May 24, 2010 --
DIARY OF A DISPEPTIC OBSERVER OF THE PASSING PARADE
Monday, May 17th
Started the week out a little slow in the news department, welcomed after the events of last week. What did we learn today?
That Republicans continue their mad rush to get as far right as they possibly can. Is there a contest? Will there be prizes? In the state of Maine, the party platform calls for abolishing both the Federal Reserve and the Department of Education. Utah decided Senator Robert Burke was not conservative enough to be allowed to be on the Republican ballot even though in his three terms to date he seemed to be a conservative poster boy. You would think these states are trying to turn into Texas.
In Paul Krugman’s NYT column today he reminds us of the kind of Republican Party platforms typically generated in Texas. He didn’t have to remind me because I’ve read them and aside from resembling sermons from tent revival meeting they call for such things as eliminating the Federal Reserve, returning to the gold standard, and killing both the Department of Education and the Environmental Protection Agency. As Krugman points out, those were in the platform in 2000 when Texas Republicans who wrote those planks shared their top political executive with the rest of the country, who bought it only to get penalized for eight years. That’s what happens when you do not read the fine print.
It came to light that GM made its first profit in three years, reporting a sales increase of 40 percent. Was Toyota’s loss GM’s gain? Can Obama come out from under the hood now?
Tuesday, May 18th
One of our treasured national institutions discovered it may have a PR problem. Photos of Rima Fakih, just crowned Miss USA, turned up showing her participation in a pole dancing contest, and God forbid that one of their driven-snow-pure bikini-clad contestants should be associated with anything as suggestive as pole dancing. In her defense, Miss Fakih was conservatively clad in shorts and t-shirt during her performance.
There is a passage in the musical Oklahoma about the star performer in a burlesque house in Kansas City which went: "I could swear that she was padded from her shoulder to her heels, And then when she started dancing well her dancing made me feel that every single thing she had was absolutely real" and so it was in a way at the Miss USA contest where, as the first Arab-American was the winner, underneath the burqa and into the pageant’s bikini she was absolutely real. And why not? No reason why any beautiful, scantily clad American girl cannot pursue fame, fortune, and the ultimate, centerfold shots, regardless of ethnicity.

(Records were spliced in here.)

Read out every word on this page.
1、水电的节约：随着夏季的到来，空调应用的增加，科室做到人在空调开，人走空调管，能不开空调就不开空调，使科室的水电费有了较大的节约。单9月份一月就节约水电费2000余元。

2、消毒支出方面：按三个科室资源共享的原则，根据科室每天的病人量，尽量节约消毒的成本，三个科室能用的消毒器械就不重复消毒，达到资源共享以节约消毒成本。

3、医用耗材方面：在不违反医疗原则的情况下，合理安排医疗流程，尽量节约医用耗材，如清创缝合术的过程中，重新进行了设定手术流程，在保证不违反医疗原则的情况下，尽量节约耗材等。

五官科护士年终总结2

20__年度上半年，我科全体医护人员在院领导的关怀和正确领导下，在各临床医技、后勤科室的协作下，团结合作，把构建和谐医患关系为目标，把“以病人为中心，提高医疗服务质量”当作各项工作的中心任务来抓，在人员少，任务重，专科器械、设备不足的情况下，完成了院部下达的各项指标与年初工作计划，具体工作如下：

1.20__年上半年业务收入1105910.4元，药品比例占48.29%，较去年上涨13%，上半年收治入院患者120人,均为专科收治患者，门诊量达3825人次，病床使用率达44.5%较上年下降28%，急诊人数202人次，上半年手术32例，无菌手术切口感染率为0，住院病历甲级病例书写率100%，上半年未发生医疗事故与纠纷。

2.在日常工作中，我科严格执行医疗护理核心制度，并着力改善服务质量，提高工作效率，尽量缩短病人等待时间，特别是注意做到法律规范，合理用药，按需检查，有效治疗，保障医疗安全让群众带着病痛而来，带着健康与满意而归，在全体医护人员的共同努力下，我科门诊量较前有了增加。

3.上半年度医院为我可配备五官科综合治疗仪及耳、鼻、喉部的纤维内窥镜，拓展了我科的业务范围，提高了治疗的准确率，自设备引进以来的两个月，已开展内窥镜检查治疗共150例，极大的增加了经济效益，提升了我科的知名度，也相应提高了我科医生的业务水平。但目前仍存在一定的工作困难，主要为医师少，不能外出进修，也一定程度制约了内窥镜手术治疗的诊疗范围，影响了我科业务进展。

As for Elena Kagan, I thought everyone had already had their say, but Monday Pat Buchanan weighed in on her nomination to the Supreme Court. On Tuesday Gabe Pressman, of NBCNewYork.com gave this account of the Buchanan column: “Pat Buchanan has calculated that, if she is approved, it will be three Jewish justices out of nine on the Supreme Court. That makes it one third or 33 1/3 percent. And Jews make up less than 2 percent of the U.S. population. – so it’s obviously a grave injustice.”
This would be funny if it weren’t a product of a sick mind. Buchanan fails to note that the other six are Catholic. Six out of nine is two thirds, or 66 2/3 percent, while Catholics make up 22 percent of the population. And he can’t get away with lumping Catholics with Protestants, such as the evangelicals for a “Christian” court. Doesn’t he remember what Al Smith and J.F.K. went through as Catholic presidential candidates? That much of the country worried that the Pope and the Vatican would dictate U.S. policy, a worry still with us when some Catholic Bishops threaten excommunication for casting the “wrong” vote?
By the Buchanan reasoning there should be only 1.8 Catholics on the Supreme Court. Women make up over 51 percent of the population but with Kagan will have only 33 1/3 percent share on the Court. And who will represent the 8 or 9 percent of the population that are gay? To get the percentages right, considering the inevitable decimal points, we are going to have to accept the products of some mixed marriages. To be fair perhaps Pat would at least accept a shiksa wife in a union with a Jewish man.
(Yes, shiksa is something of pejorative term, but we are dealing with the world of Pat Buchanan here and it is catching)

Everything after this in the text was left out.